Hotel Rigopiano, lo psichiatra:
«Per i superstiti serve terapia»

Hotel Rigopiano, lo psichiatra: «Per i superstiti serve terapia»
2 Minuti di Lettura
Venerdì 20 Gennaio 2017, 15:49 - Ultimo aggiornamento: 16:06
PESCARA - Affrontare il dramma come quello che stanno passando le persone sepolte sotto la neve non sarà semplice. «Essere sopravvissuti a una tragedia di queste proporzioni è vissuta come una vera e propria rinascita, un miracolo. Ma se il trauma non viene trattato subito l'iniziale felicità può cedere nuovamente il posto all'angoscia di morte».

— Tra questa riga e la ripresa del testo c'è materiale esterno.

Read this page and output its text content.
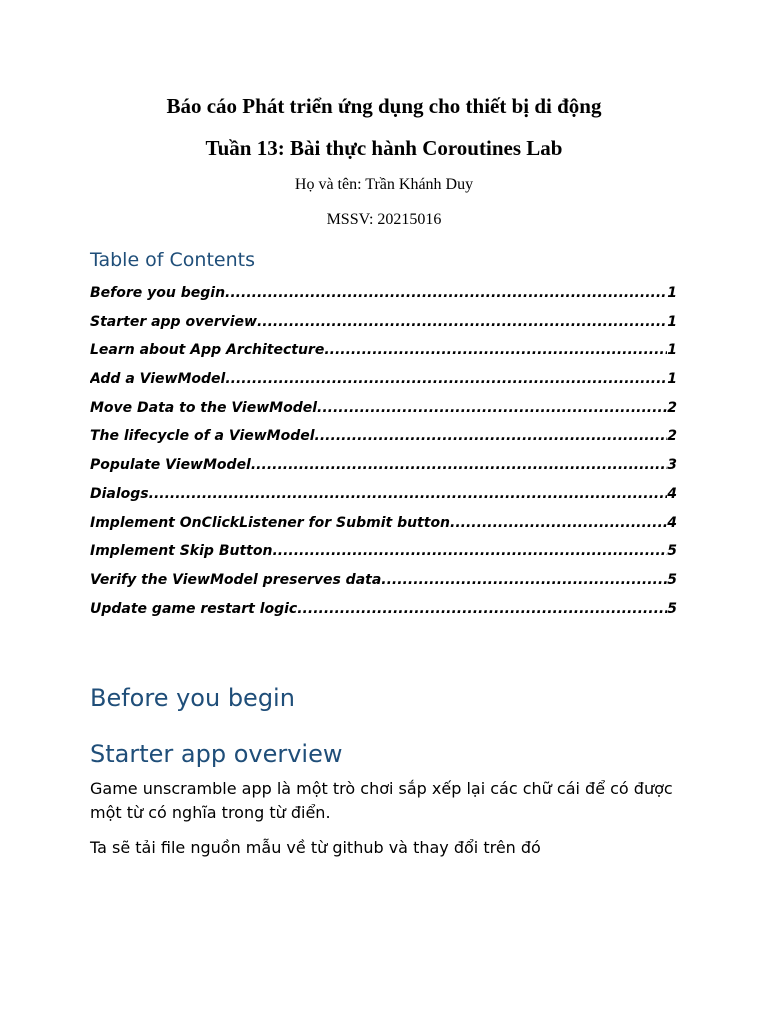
Báo cáo Phát triển ứng dụng cho thiết bị di động
Tuần 13: Bài thực hành Coroutines Lab
Họ và tên: Trần Khánh Duy
MSSV: 20215016
Table of Contents
Before you begin .....	1
Starter app overview .....	1
Learn about App Architecture .....	1
Add a ViewModel .....	1
Move Data to the ViewModel .....	2
The lifecycle of a ViewModel .....	2
Populate ViewModel .....	3
Dialogs .....	4
Implement OnClickListener for Submit button .....	4
Implement Skip Button .....	5
Verify the ViewModel preserves data .....	5
Update game restart logic .....	5
Before you begin
Starter app overview

Game unscramble app là một trò chơi sắp xếp lại các chữ cái để có được một từ có nghĩa trong từ điển.

Ta sẽ tải file nguồn mẫu về từ github và thay đổi trên đó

Così lo psichiatra e professore dell'università Gabriele d'Annunzio di Chieti, Massimo Di Giannantonio, parla con l'AdnKronos Salute del ritrovamento di alcuni superstiti al'Hotel Rigopiano di Farindola, ai piedi del Gran Sasso, travolto da una slavina. «Il destino tragico a cui si pensava di andare incontro viene stravolto dall'improvvisa fine dell'incubo - spiega l'esperto - L'angoscia di una fine imminente lascia spazio all'incredulità, portando a un'alterazione profonda del principio di realtà».

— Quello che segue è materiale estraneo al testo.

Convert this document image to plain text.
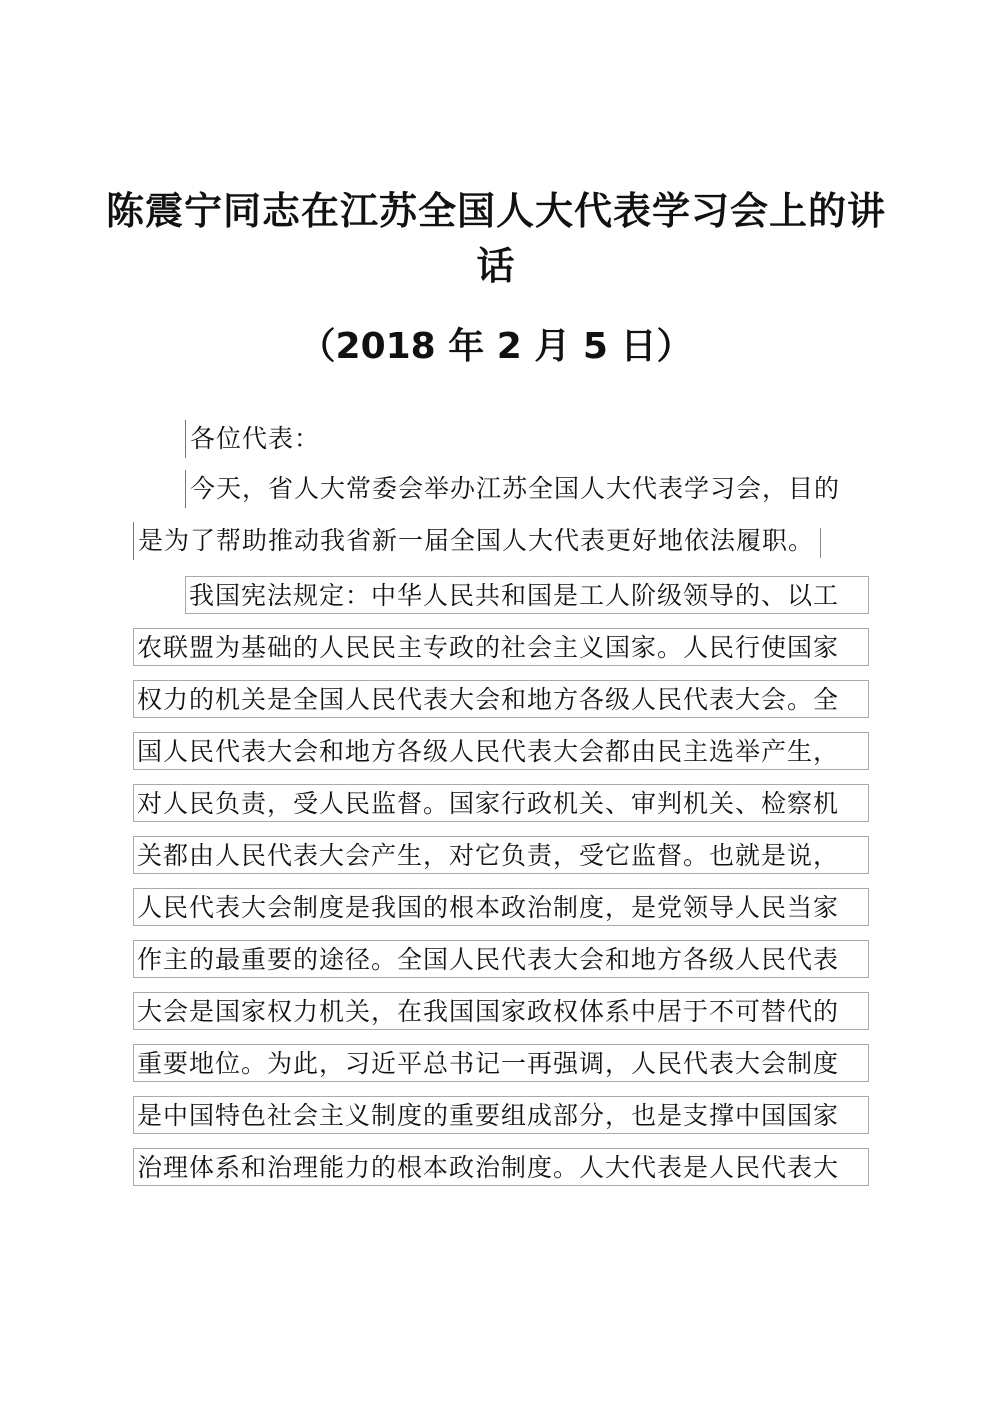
陈震宁同志在江苏全国人大代表学习会上的讲
话
（2018 年 2 月 5 日）
各位代表：
今天，省人大常委会举办江苏全国人大代表学习会，目的
是为了帮助推动我省新一届全国人大代表更好地依法履职。
我国宪法规定：中华人民共和国是工人阶级领导的、以工
农联盟为基础的人民民主专政的社会主义国家。人民行使国家
权力的机关是全国人民代表大会和地方各级人民代表大会。全
国人民代表大会和地方各级人民代表大会都由民主选举产生，
对人民负责，受人民监督。国家行政机关、审判机关、检察机
关都由人民代表大会产生，对它负责，受它监督。也就是说，
人民代表大会制度是我国的根本政治制度，是党领导人民当家
作主的最重要的途径。全国人民代表大会和地方各级人民代表
大会是国家权力机关，在我国国家政权体系中居于不可替代的
重要地位。为此，习近平总书记一再强调，人民代表大会制度
是中国特色社会主义制度的重要组成部分，也是支撑中国国家
治理体系和治理能力的根本政治制度。人大代表是人民代表大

Ma in questi casi, «se non si segue una terapia per metabolizzare il carico dell'angoscia di morte e del pericolo - sottolinea lo psichiatra - le premesse per lo sviluppo del disturbo post-traumatico da stress ci sono tutte». Il primo intervento a livello psicologico da mettere in atto è «la presa in carica da parte di un'équipe specialistica. La terapia deve tendere a un assoluto svuotamento e metabolizzazione dell'angoscia, sia in modo tradizionale sia con comportamenti non verbali. Bisogna, ad esempio - suggerisce - consentire ai pazienti di dipingere, di modellare pongo o creta, di fare attività ginniche o ludiche».

Per Di Giannantonio, «più il ricordo viene tenuto dentro e più si alza il rischio di sviluppare il disturbo: se si lavora intervenendo prima sull'emisfero cerebrale destro e poi sul sinistro in modo alternato e distaccato il trauma viene eliminato prima. Di sicuro entro le 12 sedute, circa 3 mesi». La medicina migliore, consiglia ancora, «è riprendere in mano la propria vita il prima possibile e non affidarsi ai tranquillanti».